Moscovici rejette la proposition de Bayrou d’une « année blanche » pour le budget 2026

Image d'illustration. Budget de l'EtatADN
Alors que l’idée d’une « année blanche » pour le budget 2026 est avancée par François Bayrou, Pierre Moscovici marque sa divergence. Le président de la Cour des comptes affiche ainsi son désaccord avec cette proposition budgétaire controversée.
Tl;dr
- Moscovici rejette l’idée d’« année blanche » budgétaire.
- Il plaide pour des réformes structurelles durables.
- Il reste évasif sur la présidentielle de 2027.
Le débat sur l’« année blanche » budgétaire
La proposition avancée par François Bayrou, visant à instaurer une « année blanche » budgétaire en 2026, suscite de vives réserves du côté de la Cour des comptes. Son premier président, Pierre Moscovici, ne cache pas son scepticisme : à ses yeux, un gel exceptionnel des dépenses ne ferait qu’esquiver le problème sans s’y attaquer en profondeur. « On ne le fait qu’une fois, et après, qu’est-ce que vous faites ? », s’interroge-t-il publiquement ce dimanche au micro de RadioJ. Pour lui, la véritable priorité reste la transformation structurelle des politiques publiques.

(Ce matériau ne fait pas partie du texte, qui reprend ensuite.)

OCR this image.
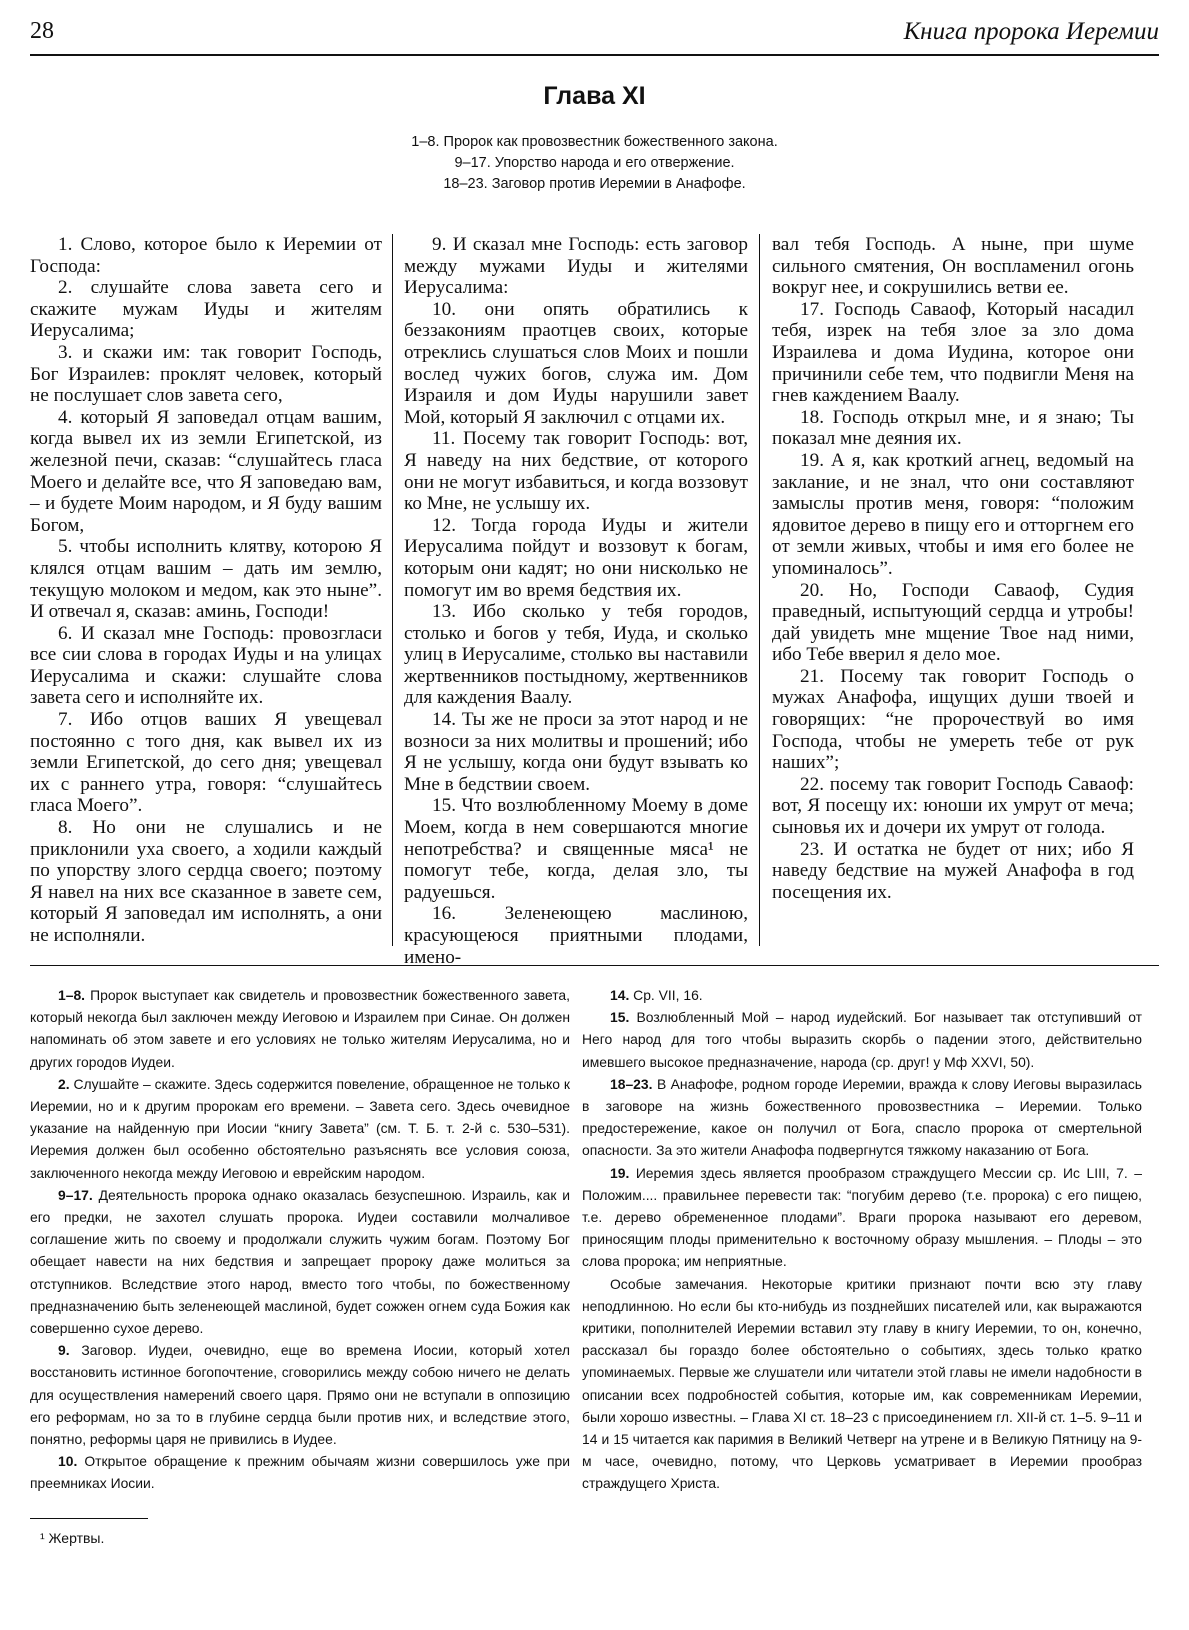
28	Книга пророка Иеремии
Глава XI
1–8. Пророк как провозвестник божественного закона.
9–17. Упорство народа и его отвержение.
18–23. Заговор против Иеремии в Анафофе.

1. Слово, которое было к Иеремии от Господа:

2. слушайте слова завета сего и скажите мужам Иуды и жителям Иерусалима;

3. и скажи им: так говорит Господь, Бог Израилев: проклят человек, который не послушает слов завета сего,

4. который Я заповедал отцам вашим, когда вывел их из земли Египетской, из железной печи, сказав: “слушайтесь гласа Моего и делайте все, что Я заповедаю вам, – и будете Моим народом, и Я буду вашим Богом,

5. чтобы исполнить клятву, которою Я клялся отцам вашим – дать им землю, текущую молоком и медом, как это ныне”. И отвечал я, сказав: аминь, Господи!

6. И сказал мне Господь: провозгласи все сии слова в городах Иуды и на улицах Иерусалима и скажи: слушайте слова завета сего и исполняйте их.

7. Ибо отцов ваших Я увещевал постоянно с того дня, как вывел их из земли Египетской, до сего дня; увещевал их с раннего утра, говоря: “слушайтесь гласа Моего”.

8. Но они не слушались и не приклонили уха своего, а ходили каждый по упорству злого сердца своего; поэтому Я навел на них все сказанное в завете сем, который Я заповедал им исполнять, а они не исполняли.

9. И сказал мне Господь: есть заговор между мужами Иуды и жителями Иерусалима:

10. они опять обратились к беззакониям праотцев своих, которые отреклись слушаться слов Моих и пошли вослед чужих богов, служа им. Дом Израиля и дом Иуды нарушили завет Мой, который Я заключил с отцами их.

11. Посему так говорит Господь: вот, Я наведу на них бедствие, от которого они не могут избавиться, и когда воззовут ко Мне, не услышу их.

12. Тогда города Иуды и жители Иерусалима пойдут и воззовут к богам, которым они кадят; но они нисколько не помогут им во время бедствия их.

13. Ибо сколько у тебя городов, столько и богов у тебя, Иуда, и сколько улиц в Иерусалиме, столько вы наставили жертвенников постыдному, жертвенников для каждения Ваалу.

14. Ты же не проси за этот народ и не возноси за них молитвы и прошений; ибо Я не услышу, когда они будут взывать ко Мне в бедствии своем.

15. Что возлюбленному Моему в доме Моем, когда в нем совершаются многие непотребства? и священные мяса¹ не помогут тебе, когда, делая зло, ты радуешься.

16. Зеленеющею маслиною, красующеюся приятными плодами, имено-

вал тебя Господь. А ныне, при шуме сильного смятения, Он воспламенил огонь вокруг нее, и сокрушились ветви ее.

17. Господь Саваоф, Который насадил тебя, изрек на тебя злое за зло дома Израилева и дома Иудина, которое они причинили себе тем, что подвигли Меня на гнев каждением Ваалу.

18. Господь открыл мне, и я знаю; Ты показал мне деяния их.

19. А я, как кроткий агнец, ведомый на заклание, и не знал, что они составляют замыслы против меня, говоря: “положим ядовитое дерево в пищу его и отторгнем его от земли живых, чтобы и имя его более не упоминалось”.

20. Но, Господи Саваоф, Судия праведный, испытующий сердца и утробы! дай увидеть мне мщение Твое над ними, ибо Тебе вверил я дело мое.

21. Посему так говорит Господь о мужах Анафофа, ищущих души твоей и говорящих: “не пророчествуй во имя Господа, чтобы не умереть тебе от рук наших”;

22. посему так говорит Господь Саваоф: вот, Я посещу их: юноши их умрут от меча; сыновья их и дочери их умрут от голода.

23. И остатка не будет от них; ибо Я наведу бедствие на мужей Анафофа в год посещения их.

1–8. Пророк выступает как свидетель и провозвестник божественного завета, который некогда был заключен между Иеговою и Израилем при Синае. Он должен напоминать об этом завете и его условиях не только жителям Иерусалима, но и других городов Иудеи.

2. Слушайте – скажите. Здесь содержится повеление, обращенное не только к Иеремии, но и к другим пророкам его времени. – Завета сего. Здесь очевидное указание на найденную при Иосии “книгу Завета” (см. Т. Б. т. 2-й с. 530–531). Иеремия должен был особенно обстоятельно разъяснять все условия союза, заключенного некогда между Иеговою и еврейским народом.

9–17. Деятельность пророка однако оказалась безуспешною. Израиль, как и его предки, не захотел слушать пророка. Иудеи составили молчаливое соглашение жить по своему и продолжали служить чужим богам. Поэтому Бог обещает навести на них бедствия и запрещает пророку даже молиться за отступников. Вследствие этого народ, вместо того чтобы, по божественному предназначению быть зеленеющей маслиной, будет сожжен огнем суда Божия как совершенно сухое дерево.

9. Заговор. Иудеи, очевидно, еще во времена Иосии, который хотел восстановить истинное богопочтение, сговорились между собою ничего не делать для осуществления намерений своего царя. Прямо они не вступали в оппозицию его реформам, но за то в глубине сердца были против них, и вследствие этого, понятно, реформы царя не привились в Иудее.

10. Открытое обращение к прежним обычаям жизни совершилось уже при преемниках Иосии.

14. Ср. VII, 16.

15. Возлюбленный Мой – народ иудейский. Бог называет так отступивший от Него народ для того чтобы выразить скорбь о падении этого, действительно имевшего высокое предназначение, народа (ср. друг! у Мф XXVI, 50).

18–23. В Анафофе, родном городе Иеремии, вражда к слову Иеговы выразилась в заговоре на жизнь божественного провозвестника – Иеремии. Только предостережение, какое он получил от Бога, спасло пророка от смертельной опасности. За это жители Анафофа подвергнутся тяжкому наказанию от Бога.

19. Иеремия здесь является прообразом страждущего Мессии ср. Ис LIII, 7. – Положим.... правильнее перевести так: “погубим дерево (т.е. пророка) с его пищею, т.е. дерево обремененное плодами”. Враги пророка называют его деревом, приносящим плоды применительно к восточному образу мышления. – Плоды – это слова пророка; им неприятные.

Особые замечания. Некоторые критики признают почти всю эту главу неподлинною. Но если бы кто-нибудь из позднейших писателей или, как выражаются критики, пополнителей Иеремии вставил эту главу в книгу Иеремии, то он, конечно, рассказал бы гораздо более обстоятельно о событиях, здесь только кратко упоминаемых. Первые же слушатели или читатели этой главы не имели надобности в описании всех подробностей события, которые им, как современникам Иеремии, были хорошо известны. – Глава XI ст. 18–23 с присоединением гл. XII-й ст. 1–5. 9–11 и 14 и 15 читается как паримия в Великий Четверг на утрене и в Великую Пятницу на 9-м часе, очевидно, потому, что Церковь усматривает в Иеремии прообраз страждущего Христа.

¹ Жертвы.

Réformes structurelles plutôt que mesures ponctuelles
Ce sujet prend d’autant plus d’ampleur que le Premier ministre, François Bayrou, s’apprête à dévoiler ses orientations budgétaires d’ici au 14 juillet, avec un objectif ambitieux : dégager pas moins de 40 milliards d’euros d’économies. Parmi les pistes discutées figure ce fameux gel budgétaire, qualifié par certains de solution rapide mais insuffisante. Pour Pierre Moscovici, il s’agit là d’un « one shot » incapable d’apporter les ajustements nécessaires sur la durée : « C’est en 26, 27, 28, 29 et 30 qu’il faudra agir », insiste-t-il. Seules des réformes profondes permettraient d’infléchir durablement la trajectoire des finances publiques.

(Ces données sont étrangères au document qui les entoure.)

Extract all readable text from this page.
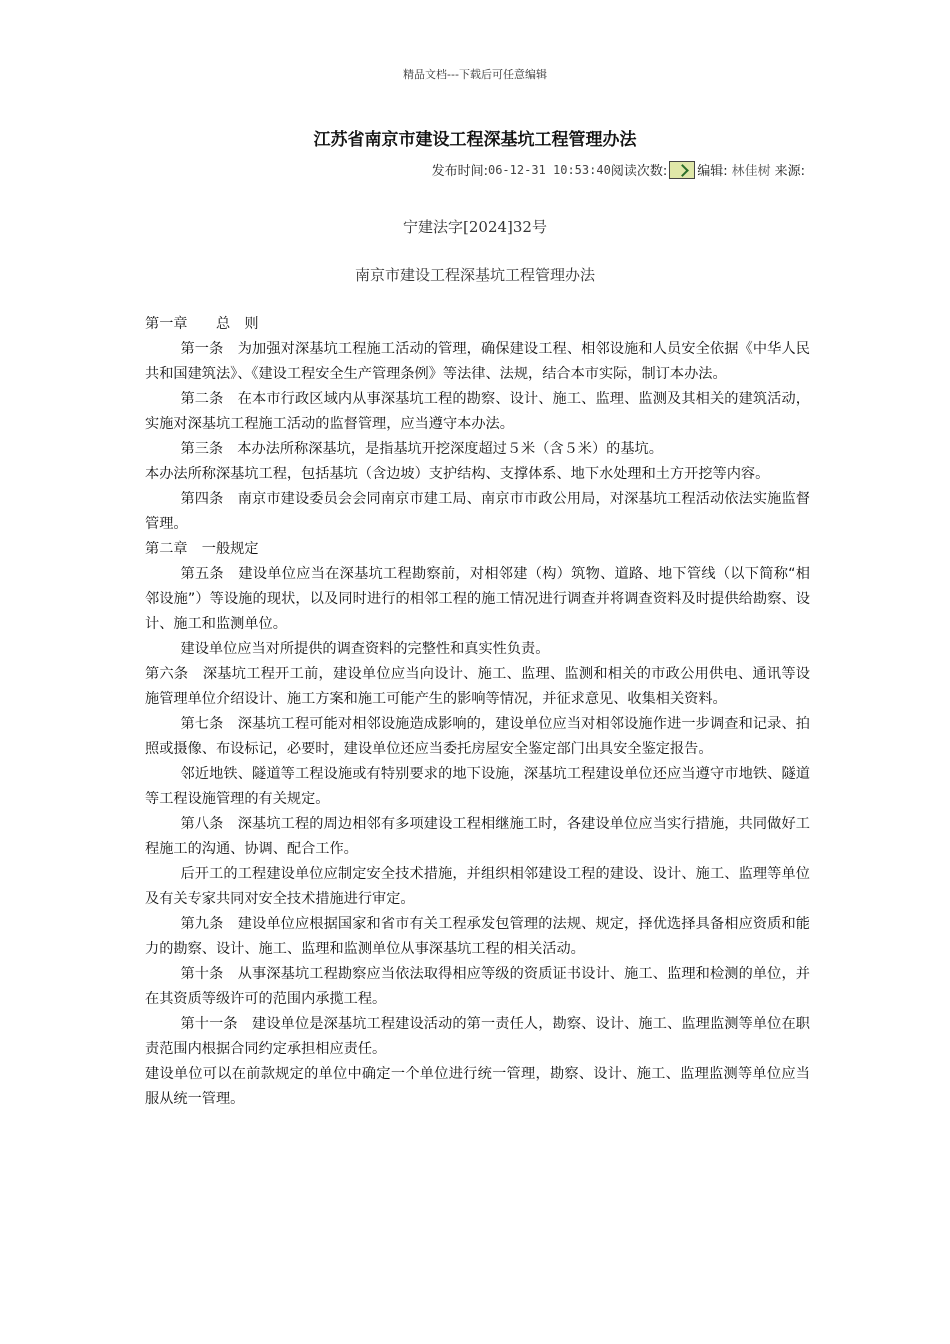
精品文档---下载后可任意编辑
江苏省南京市建设工程深基坑工程管理办法
发布时间: 06-12-31 10:53:40 阅读次数: 编辑: 林佳树 来源:
宁建法字[2024]32号
南京市建设工程深基坑工程管理办法

第一章　　总　则

第一条　为加强对深基坑工程施工活动的管理，确保建设工程、相邻设施和人员安全依据《中华人民共和国建筑法》、《建设工程安全生产管理条例》等法律、法规，结合本市实际，制订本办法。

第二条　在本市行政区域内从事深基坑工程的勘察、设计、施工、监理、监测及其相关的建筑活动，实施对深基坑工程施工活动的监督管理，应当遵守本办法。

第三条　本办法所称深基坑，是指基坑开挖深度超过５米（含５米）的基坑。

本办法所称深基坑工程，包括基坑（含边坡）支护结构、支撑体系、地下水处理和土方开挖等内容。

第四条　南京市建设委员会会同南京市建工局、南京市市政公用局，对深基坑工程活动依法实施监督管理。

第二章　一般规定

第五条　建设单位应当在深基坑工程勘察前，对相邻建（构）筑物、道路、地下管线（以下简称“相邻设施”）等设施的现状，以及同时进行的相邻工程的施工情况进行调查并将调查资料及时提供给勘察、设计、施工和监测单位。

建设单位应当对所提供的调查资料的完整性和真实性负责。

第六条　深基坑工程开工前，建设单位应当向设计、施工、监理、监测和相关的市政公用供电、通讯等设施管理单位介绍设计、施工方案和施工可能产生的影响等情况，并征求意见、收集相关资料。

第七条　深基坑工程可能对相邻设施造成影响的，建设单位应当对相邻设施作进一步调查和记录、拍照或摄像、布设标记，必要时，建设单位还应当委托房屋安全鉴定部门出具安全鉴定报告。

邻近地铁、隧道等工程设施或有特别要求的地下设施，深基坑工程建设单位还应当遵守市地铁、隧道等工程设施管理的有关规定。

第八条　深基坑工程的周边相邻有多项建设工程相继施工时，各建设单位应当实行措施，共同做好工程施工的沟通、协调、配合工作。

后开工的工程建设单位应制定安全技术措施，并组织相邻建设工程的建设、设计、施工、监理等单位及有关专家共同对安全技术措施进行审定。

第九条　建设单位应根据国家和省市有关工程承发包管理的法规、规定，择优选择具备相应资质和能力的勘察、设计、施工、监理和监测单位从事深基坑工程的相关活动。

第十条　从事深基坑工程勘察应当依法取得相应等级的资质证书设计、施工、监理和检测的单位，并在其资质等级许可的范围内承揽工程。

第十一条　建设单位是深基坑工程建设活动的第一责任人，勘察、设计、施工、监理监测等单位在职责范围内根据合同约定承担相应责任。

建设单位可以在前款规定的单位中确定一个单位进行统一管理，勘察、设计、施工、监理监测等单位应当服从统一管理。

L’effort partagé et l’équité fiscale en ligne de mire
Face à un taux de dépenses publiques atteignant désormais près de 57 % du PIB, le plus élevé en Europe, le diagnostic est sans appel : sans action concertée et progressive, aucune amélioration tangible ne sera possible. Pour y parvenir, l’ancien ministre préconise une approche équilibrée :
- Réduire les dépenses dans toutes les sphères publiques : État, collectivités locales et Sécurité sociale.
- Répartir l’effort selon la capacité contributive de chacun.

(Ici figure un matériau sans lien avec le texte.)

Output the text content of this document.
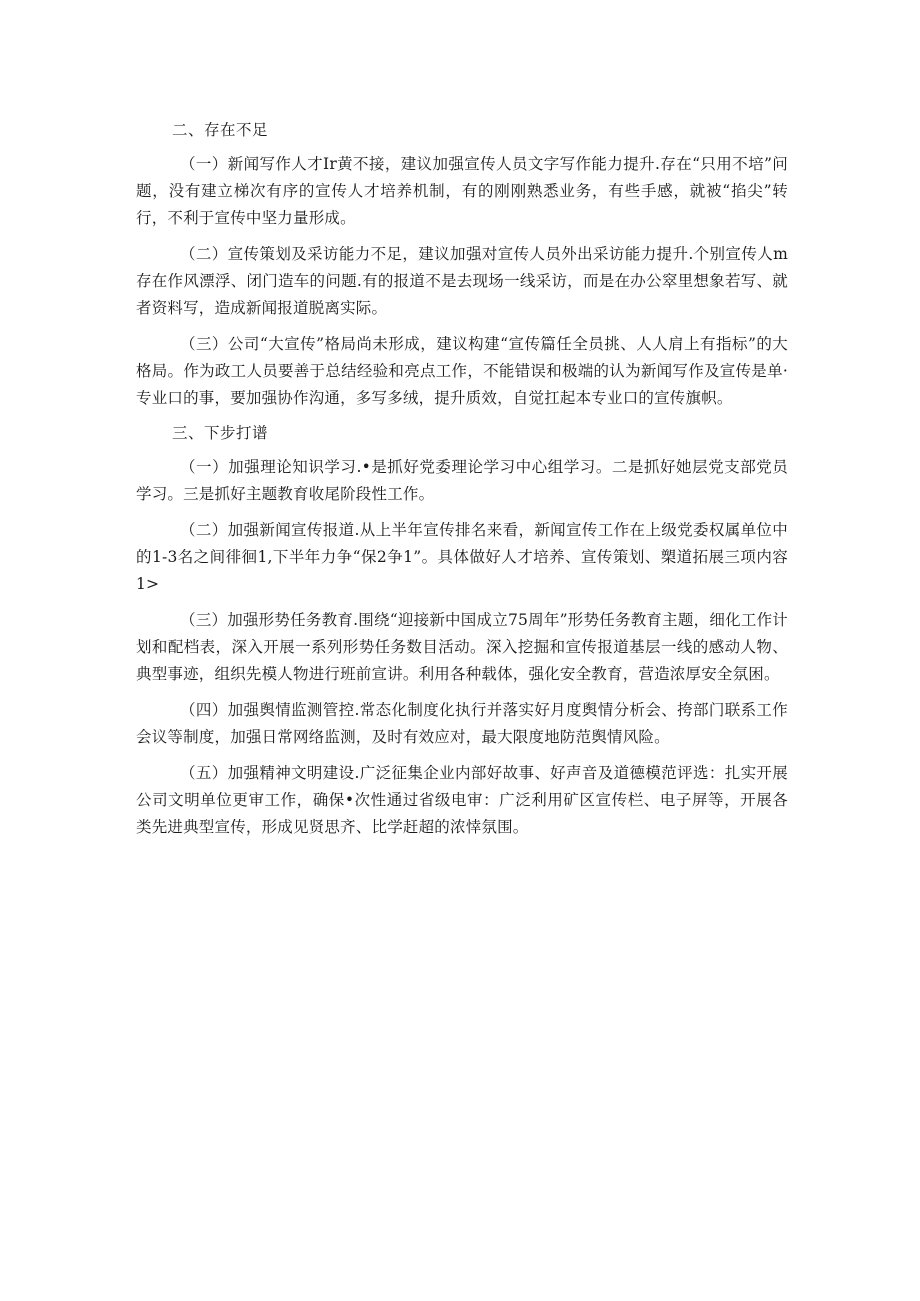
二、存在不足

（一）新闻写作人才Ir黄不接，建议加强宣传人员文字写作能力提升.存在“只用不培”问题，没有建立梯次有序的宣传人才培养机制，有的刚刚熟悉业务，有些手感，就被“掐尖”转行，不利于宣传中坚力量形成。

（二）宣传策划及采访能力不足，建议加强对宣传人员外出采访能力提升.个别宣传人m存在作风漂浮、闭门造车的问题.有的报道不是去现场一线采访，而是在办公窣里想象若写、就者资料写，造成新闻报道脱离实际。

（三）公司“大宣传”格局尚未形成，建议构建“宣传篇任全员挑、人人肩上有指标”的大格局。作为政工人员要善于总结经验和亮点工作，不能错误和极端的认为新闻写作及宣传是单·专业口的事，要加强协作沟通，多写多绒，提升质效，自觉扛起本专业口的宣传旗帜。

三、下步打谱

（一）加强理论知识学习.•是抓好党委理论学习中心组学习。二是抓好她层党支部党员学习。三是抓好主题教育收尾阶段性工作。

（二）加强新闻宣传报道.从上半年宣传排名来看，新闻宣传工作在上级党委权属单位中的1-3名之间徘徊1,下半年力争“保2争1”。具体做好人才培养、宣传策划、槊道拓展三项内容1>

（三）加强形势任务教育.围绕“迎接新中国成立75周年”形势任务教育主题，细化工作计划和配档表，深入开展一系列形势任务数目活动。深入挖掘和宣传报道基层一线的感动人物、典型事迹，组织先模人物进行班前宣讲。利用各种载体，强化安全教育，营造浓厚安全氛困。

（四）加强舆情监测管控.常态化制度化执行并落实好月度舆情分析会、挎部门联系工作会议等制度，加强日常网络监测，及时有效应对，最大限度地防范舆情风险。

（五）加强精神文明建设.广泛征集企业内部好故事、好声音及道德模范评选：扎实开展公司文明单位更审工作，确保•次性通过省级电审：广泛利用矿区宣传栏、电子屏等，开展各类先进典型宣传，形成见贤思齐、比学赶超的浓悻氛围。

- N’envisager l’outil fiscal qu’en dernier recours et avec justice.
À ses yeux, revenir progressivement vers un ratio de dépenses plus modéré – autour de 54 ou 55 % du PIB – serait envisageable sans imposer une austérité drastique aux Français.
Moscovici et l’horizon politique de 2027
Interrogé enfin sur ses ambitions futures, notamment en vue de la prochaine élection présidentielle prévue en 2027, Pierre Moscovici se montre circonspect. À la fin de son mandat à la tête de la Cour des comptes en septembre 2026, il promet seulement d’être « un homme libre […] qui participera au débat politique […] mais candidat ? Je n’y pense même pas ». Mais alors que le journaliste insiste – « ça peut me venir comme ça peut ne pas me venir… Je n’ai jamais été obsédé par la présidentielle », glisse-t-il finalement. Une réserve qui laisse planer le doute sans jamais lever totalement l’hypothèse.